It may not happen overnight. Two days after the Supreme Court verdict, Varsha Kale, president of the Bharatiya Bar Girls Union, asked the girls to put celebrations on hold. "Despite appeals to discuss further steps, the state government has not shown any inclination to talk to us," she alleges. The thought of a prolonged legal battle makes her momentarily break down over the phone. "Some girls," she says, "are now too old to return to dancing." With legal advice, the state home department is mulling various actions including a review petition, moving the case to a larger bench or amending the Bombay Police Act. The state's decision is expected on July 22.

If the state does not respond by then, dance bar proponents plan to approach the Supreme Court for an implementation order. Should the home department approve removal of the ban, all licence applications will be submitted for processing within a day, says Sethi. Post-licensing, the focus will shift to organising the dancers, educating them about rights and appointing girls who can work with law-enforcing agencies to beat exploitation, says Kale. The proliferation of dance bars and new deadlines could add to the work of an already short-staffed police force. At the same time, it could also make work simpler since the bars are among the places criminals visit.

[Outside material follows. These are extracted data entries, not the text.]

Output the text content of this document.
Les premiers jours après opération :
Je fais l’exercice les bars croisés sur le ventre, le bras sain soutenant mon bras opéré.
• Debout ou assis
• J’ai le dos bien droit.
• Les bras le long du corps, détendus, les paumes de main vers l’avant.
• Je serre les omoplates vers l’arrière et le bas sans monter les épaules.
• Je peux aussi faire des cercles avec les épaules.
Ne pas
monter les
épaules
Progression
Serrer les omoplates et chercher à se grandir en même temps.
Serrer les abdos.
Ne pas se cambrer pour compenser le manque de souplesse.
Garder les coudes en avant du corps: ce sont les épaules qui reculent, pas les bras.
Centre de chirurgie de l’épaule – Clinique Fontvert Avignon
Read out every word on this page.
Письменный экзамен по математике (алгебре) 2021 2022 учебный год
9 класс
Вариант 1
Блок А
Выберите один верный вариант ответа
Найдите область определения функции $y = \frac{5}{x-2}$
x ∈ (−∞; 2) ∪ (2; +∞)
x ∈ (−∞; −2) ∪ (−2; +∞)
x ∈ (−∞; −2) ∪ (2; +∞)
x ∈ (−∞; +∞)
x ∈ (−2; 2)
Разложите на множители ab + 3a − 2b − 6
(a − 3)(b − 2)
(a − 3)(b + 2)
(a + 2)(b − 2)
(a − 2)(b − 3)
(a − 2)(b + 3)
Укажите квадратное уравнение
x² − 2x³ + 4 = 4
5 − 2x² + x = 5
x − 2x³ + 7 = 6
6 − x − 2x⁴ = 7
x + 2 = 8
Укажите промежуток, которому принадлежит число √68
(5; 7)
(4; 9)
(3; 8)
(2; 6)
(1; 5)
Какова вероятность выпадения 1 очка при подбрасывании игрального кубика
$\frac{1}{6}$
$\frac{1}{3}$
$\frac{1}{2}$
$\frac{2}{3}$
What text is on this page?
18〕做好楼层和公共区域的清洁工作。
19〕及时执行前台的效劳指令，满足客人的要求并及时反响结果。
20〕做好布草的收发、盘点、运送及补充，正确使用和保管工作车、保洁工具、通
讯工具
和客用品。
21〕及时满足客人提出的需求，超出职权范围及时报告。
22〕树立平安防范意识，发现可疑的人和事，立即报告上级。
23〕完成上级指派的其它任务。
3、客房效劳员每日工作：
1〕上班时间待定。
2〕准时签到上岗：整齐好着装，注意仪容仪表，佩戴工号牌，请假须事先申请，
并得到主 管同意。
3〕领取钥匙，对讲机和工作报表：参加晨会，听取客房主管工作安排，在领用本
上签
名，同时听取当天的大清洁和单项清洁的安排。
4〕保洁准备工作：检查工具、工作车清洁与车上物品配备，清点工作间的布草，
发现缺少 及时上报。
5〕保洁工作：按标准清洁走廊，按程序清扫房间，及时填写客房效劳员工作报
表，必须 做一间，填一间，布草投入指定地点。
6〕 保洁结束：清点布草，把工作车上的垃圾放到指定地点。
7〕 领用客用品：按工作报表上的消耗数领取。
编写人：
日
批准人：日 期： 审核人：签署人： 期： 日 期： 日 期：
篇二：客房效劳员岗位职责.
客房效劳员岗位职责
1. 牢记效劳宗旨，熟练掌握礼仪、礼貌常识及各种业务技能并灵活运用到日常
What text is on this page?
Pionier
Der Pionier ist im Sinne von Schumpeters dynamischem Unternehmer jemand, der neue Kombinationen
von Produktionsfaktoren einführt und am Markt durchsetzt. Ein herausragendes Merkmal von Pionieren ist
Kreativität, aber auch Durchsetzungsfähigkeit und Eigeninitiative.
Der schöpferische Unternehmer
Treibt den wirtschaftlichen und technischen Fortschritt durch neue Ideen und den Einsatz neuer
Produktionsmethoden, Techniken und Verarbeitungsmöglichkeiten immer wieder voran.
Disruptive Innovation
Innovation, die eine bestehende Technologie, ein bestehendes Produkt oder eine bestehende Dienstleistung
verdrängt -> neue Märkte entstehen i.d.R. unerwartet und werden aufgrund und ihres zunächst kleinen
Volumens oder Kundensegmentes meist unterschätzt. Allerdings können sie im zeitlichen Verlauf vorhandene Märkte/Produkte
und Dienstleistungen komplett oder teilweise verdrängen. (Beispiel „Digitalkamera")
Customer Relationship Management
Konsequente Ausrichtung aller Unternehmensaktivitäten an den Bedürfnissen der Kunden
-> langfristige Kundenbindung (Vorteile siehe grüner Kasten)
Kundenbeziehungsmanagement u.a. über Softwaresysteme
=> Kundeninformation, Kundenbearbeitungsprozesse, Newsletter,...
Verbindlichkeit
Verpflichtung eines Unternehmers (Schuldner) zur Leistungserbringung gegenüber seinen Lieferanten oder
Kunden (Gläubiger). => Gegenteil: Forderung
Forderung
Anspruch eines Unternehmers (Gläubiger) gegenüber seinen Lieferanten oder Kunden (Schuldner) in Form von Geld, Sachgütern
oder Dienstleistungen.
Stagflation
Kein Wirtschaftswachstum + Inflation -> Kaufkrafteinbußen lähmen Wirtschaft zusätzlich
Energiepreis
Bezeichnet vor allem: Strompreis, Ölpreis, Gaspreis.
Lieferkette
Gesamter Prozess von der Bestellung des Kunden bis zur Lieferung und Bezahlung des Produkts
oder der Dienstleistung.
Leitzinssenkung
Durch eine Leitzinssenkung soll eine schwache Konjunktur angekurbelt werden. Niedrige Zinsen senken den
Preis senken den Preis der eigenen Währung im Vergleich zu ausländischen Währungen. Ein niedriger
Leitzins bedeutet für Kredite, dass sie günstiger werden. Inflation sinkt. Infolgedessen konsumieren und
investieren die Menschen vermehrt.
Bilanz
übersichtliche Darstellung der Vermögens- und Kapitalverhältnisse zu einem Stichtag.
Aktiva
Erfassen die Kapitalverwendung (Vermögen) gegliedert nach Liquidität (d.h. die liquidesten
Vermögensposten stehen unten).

The girls want to be viewed as fankaars (artistes), who attract an audience to the bar much in the way popular actresses do in theatres. Bar employees share philosophies and unvarnished opinions with blithe confidence, the gift of a tough life. "Can you be sure what you will end up as? I thought I would be Femina Miss India but I am short," shrugs Tasneem, who is moderately educated with a decent knowledge of English. In the span of an hour, she reveals more than a few dreams but no concrete plans. "At one time, I wanted to be a reporter. Now my idol is Chanda Kochchar. You know her?"